Have you ever looked into an old house or church steeple and loved the way to old wooden furniture looked? Even though it had the look of something made a long time ago, the polish shone like it was brand new. The truth is, restored antiques are in high demand, though hard to come by in their most polished state. More often than not, old church furniture is cast out as is in order to make room for newer, more polished pieces like church pews and other various pieces of furniture.
The history behind church pews is actually pretty interesting. Before the start of the Protestant Reformation, churches weren’t commonly equipped with permanent pews. In most, if not all, cases, church and cathedral floors were left open and patrons would stand throughout the mass. This also allowed people to easily converse and move around after the service was finished.
Church steeple plans commonly involved a large open space for the congregation to gather, as well as an altar at the front of the room and chapels to the sides and back. When more churches started installing permanent seating, in some cases they would rent out pews to different families in an attempt to raise money for the church Of course, there was a lot of controversy surrounding this, but seating plans and paying congregations ensured the continuation of the church that was renting out their pews.
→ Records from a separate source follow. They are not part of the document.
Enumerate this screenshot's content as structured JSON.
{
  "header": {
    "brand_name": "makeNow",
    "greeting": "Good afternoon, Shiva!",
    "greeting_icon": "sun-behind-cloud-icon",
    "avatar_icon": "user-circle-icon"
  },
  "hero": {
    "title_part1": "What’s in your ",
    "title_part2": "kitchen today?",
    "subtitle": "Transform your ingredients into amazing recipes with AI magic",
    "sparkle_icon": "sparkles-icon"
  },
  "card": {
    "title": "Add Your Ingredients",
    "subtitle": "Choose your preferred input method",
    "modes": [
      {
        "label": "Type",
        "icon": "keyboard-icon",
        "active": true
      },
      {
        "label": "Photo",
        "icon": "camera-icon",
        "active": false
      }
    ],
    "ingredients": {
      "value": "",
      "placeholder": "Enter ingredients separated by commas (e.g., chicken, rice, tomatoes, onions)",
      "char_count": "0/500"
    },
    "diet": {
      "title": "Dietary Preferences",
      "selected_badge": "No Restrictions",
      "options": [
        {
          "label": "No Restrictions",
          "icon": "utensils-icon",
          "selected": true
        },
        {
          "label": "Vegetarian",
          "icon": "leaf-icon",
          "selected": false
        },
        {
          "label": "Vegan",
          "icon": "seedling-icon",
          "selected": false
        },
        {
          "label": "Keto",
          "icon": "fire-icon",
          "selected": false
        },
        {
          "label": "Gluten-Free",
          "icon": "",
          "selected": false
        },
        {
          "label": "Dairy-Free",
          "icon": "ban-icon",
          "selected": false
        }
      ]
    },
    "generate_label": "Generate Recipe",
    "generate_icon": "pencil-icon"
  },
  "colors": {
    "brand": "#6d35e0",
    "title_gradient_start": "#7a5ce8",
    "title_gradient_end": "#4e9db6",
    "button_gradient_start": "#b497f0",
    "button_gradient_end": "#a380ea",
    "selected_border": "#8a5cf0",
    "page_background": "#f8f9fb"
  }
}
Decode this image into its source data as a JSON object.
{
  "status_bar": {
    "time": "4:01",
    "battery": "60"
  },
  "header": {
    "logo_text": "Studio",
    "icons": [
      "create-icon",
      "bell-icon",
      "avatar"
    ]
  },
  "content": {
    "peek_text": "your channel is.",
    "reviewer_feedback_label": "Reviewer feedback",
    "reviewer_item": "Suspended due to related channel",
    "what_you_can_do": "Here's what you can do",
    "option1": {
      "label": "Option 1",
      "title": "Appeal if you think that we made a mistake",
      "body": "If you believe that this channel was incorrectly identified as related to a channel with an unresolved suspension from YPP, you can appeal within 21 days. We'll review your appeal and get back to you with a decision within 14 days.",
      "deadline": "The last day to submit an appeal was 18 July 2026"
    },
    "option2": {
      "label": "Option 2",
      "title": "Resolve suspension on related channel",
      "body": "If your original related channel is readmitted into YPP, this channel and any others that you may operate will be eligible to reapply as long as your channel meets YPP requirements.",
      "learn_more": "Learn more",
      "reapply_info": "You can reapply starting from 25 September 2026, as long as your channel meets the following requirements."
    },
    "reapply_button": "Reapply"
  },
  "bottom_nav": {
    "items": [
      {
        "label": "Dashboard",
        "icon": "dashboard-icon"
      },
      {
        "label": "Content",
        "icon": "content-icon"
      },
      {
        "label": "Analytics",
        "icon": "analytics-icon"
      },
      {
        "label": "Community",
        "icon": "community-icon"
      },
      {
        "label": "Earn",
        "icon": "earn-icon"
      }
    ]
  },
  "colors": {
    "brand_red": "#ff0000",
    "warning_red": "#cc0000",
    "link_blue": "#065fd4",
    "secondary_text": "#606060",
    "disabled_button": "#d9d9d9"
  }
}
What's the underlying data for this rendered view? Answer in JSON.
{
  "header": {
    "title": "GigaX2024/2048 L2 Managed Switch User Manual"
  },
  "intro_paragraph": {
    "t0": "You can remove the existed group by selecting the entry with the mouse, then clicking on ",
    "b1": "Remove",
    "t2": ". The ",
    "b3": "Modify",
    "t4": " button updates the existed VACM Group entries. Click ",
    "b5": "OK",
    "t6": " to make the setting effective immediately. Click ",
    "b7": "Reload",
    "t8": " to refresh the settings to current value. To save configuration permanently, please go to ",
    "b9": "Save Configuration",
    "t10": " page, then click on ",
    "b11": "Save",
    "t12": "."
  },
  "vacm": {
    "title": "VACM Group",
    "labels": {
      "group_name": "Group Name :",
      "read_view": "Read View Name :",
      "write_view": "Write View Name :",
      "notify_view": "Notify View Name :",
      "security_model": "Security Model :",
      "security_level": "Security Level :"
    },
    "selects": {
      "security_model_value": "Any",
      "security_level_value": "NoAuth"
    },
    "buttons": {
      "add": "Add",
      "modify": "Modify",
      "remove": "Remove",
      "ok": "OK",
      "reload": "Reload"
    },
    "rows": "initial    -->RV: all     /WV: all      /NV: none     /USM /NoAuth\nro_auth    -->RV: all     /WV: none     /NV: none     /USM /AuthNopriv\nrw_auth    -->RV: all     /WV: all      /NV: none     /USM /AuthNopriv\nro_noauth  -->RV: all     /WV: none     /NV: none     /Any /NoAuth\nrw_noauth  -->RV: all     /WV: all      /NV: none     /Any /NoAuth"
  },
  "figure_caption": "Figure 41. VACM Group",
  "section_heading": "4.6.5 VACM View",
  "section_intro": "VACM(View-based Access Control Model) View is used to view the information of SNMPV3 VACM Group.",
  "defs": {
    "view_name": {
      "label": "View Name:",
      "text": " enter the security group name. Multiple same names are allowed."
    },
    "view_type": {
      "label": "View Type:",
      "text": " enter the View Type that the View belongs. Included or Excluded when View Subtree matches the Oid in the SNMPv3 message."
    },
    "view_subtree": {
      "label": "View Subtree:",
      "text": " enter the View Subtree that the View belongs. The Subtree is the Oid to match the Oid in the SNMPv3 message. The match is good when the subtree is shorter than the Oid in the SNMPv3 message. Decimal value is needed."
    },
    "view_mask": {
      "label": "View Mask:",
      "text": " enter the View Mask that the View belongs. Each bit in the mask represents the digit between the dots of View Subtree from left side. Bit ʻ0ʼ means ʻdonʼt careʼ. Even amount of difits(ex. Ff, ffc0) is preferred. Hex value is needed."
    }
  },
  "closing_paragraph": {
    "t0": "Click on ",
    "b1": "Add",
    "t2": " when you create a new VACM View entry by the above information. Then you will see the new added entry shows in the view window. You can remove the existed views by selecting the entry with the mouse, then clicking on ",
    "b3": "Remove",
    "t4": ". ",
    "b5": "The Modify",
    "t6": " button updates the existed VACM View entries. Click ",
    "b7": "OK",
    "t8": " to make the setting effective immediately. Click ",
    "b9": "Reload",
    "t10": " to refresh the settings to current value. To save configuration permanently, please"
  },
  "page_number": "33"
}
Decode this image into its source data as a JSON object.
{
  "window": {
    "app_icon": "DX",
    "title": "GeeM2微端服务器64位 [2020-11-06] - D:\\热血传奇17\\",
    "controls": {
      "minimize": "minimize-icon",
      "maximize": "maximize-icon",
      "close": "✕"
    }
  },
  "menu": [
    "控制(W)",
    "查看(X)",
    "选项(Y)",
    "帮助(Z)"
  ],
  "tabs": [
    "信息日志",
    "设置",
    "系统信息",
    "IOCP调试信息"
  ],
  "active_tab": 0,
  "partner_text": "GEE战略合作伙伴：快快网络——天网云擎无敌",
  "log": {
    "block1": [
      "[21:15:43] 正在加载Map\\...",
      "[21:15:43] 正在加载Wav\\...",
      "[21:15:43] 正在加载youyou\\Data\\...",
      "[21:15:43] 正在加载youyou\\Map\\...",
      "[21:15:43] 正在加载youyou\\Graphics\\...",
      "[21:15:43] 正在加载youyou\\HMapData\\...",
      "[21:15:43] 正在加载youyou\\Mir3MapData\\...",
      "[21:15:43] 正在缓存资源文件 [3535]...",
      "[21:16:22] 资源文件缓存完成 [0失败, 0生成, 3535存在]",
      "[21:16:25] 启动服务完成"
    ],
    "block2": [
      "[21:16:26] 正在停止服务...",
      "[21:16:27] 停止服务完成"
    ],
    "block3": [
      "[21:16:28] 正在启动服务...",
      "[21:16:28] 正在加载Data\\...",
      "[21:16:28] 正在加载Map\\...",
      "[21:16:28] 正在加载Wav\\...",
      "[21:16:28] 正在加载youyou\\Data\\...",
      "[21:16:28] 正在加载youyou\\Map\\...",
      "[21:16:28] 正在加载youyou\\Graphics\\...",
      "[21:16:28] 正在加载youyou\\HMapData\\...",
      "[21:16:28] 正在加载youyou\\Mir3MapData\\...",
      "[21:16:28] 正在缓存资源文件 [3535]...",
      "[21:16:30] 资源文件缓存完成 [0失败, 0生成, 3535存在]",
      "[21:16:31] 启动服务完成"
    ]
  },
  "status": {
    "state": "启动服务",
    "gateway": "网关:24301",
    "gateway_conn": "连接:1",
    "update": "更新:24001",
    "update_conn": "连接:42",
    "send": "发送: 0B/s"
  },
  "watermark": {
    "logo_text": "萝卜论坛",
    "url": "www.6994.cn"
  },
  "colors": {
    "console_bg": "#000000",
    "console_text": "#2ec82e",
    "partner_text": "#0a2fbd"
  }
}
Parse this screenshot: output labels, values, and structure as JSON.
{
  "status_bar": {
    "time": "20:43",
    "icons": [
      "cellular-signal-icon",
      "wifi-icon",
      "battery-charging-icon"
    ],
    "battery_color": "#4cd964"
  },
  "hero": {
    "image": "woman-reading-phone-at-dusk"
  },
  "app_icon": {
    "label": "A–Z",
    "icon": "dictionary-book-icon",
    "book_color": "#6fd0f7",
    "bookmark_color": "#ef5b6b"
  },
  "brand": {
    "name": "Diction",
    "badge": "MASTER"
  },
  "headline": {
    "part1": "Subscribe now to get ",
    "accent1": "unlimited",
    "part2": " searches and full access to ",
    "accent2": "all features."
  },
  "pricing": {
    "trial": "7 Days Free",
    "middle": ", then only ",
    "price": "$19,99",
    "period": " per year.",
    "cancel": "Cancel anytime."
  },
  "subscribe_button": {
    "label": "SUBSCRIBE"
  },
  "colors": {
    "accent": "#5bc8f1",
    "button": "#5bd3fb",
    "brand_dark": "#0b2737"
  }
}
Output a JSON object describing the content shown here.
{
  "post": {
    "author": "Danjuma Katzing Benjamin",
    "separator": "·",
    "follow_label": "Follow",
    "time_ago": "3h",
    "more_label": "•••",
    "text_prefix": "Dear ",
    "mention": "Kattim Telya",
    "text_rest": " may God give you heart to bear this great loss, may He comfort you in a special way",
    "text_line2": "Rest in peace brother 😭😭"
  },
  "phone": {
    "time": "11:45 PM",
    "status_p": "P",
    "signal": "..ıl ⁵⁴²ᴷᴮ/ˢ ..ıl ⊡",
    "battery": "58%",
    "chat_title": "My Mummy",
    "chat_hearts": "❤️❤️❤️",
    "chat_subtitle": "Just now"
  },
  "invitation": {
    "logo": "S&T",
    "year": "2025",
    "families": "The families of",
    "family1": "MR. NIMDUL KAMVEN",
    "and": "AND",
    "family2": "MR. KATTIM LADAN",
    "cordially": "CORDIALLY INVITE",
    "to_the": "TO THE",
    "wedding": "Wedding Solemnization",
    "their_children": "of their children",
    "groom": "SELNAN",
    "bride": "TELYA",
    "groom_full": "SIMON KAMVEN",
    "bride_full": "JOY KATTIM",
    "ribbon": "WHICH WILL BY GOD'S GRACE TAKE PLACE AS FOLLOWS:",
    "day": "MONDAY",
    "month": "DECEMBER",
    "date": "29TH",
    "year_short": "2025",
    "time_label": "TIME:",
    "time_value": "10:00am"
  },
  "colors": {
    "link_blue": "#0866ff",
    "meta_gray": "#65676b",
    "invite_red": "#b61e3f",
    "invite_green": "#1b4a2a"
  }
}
Church steeple history is surprisingly rich, especially in the development and use of the church pew. What’s not surprising, however, is how popular used church pews are in private homes. Antique church pews are especially popular in private homes, and are used in a variety of ways. Once finished or restored, these church pews can be used as seating virtually anywhere in a home. With cushions, they can make a dining table bench, or a seat out on a patio. One of the most common places church pews are found in homes is in an entryway or mud room as a place to sit while you take your shoes off.
Antique furniture may look a little rough at first, but with some furniture polish or a trip to a restoration center, it can make a beautiful centerpiece (or side piece) in your home, and with a history behind it too!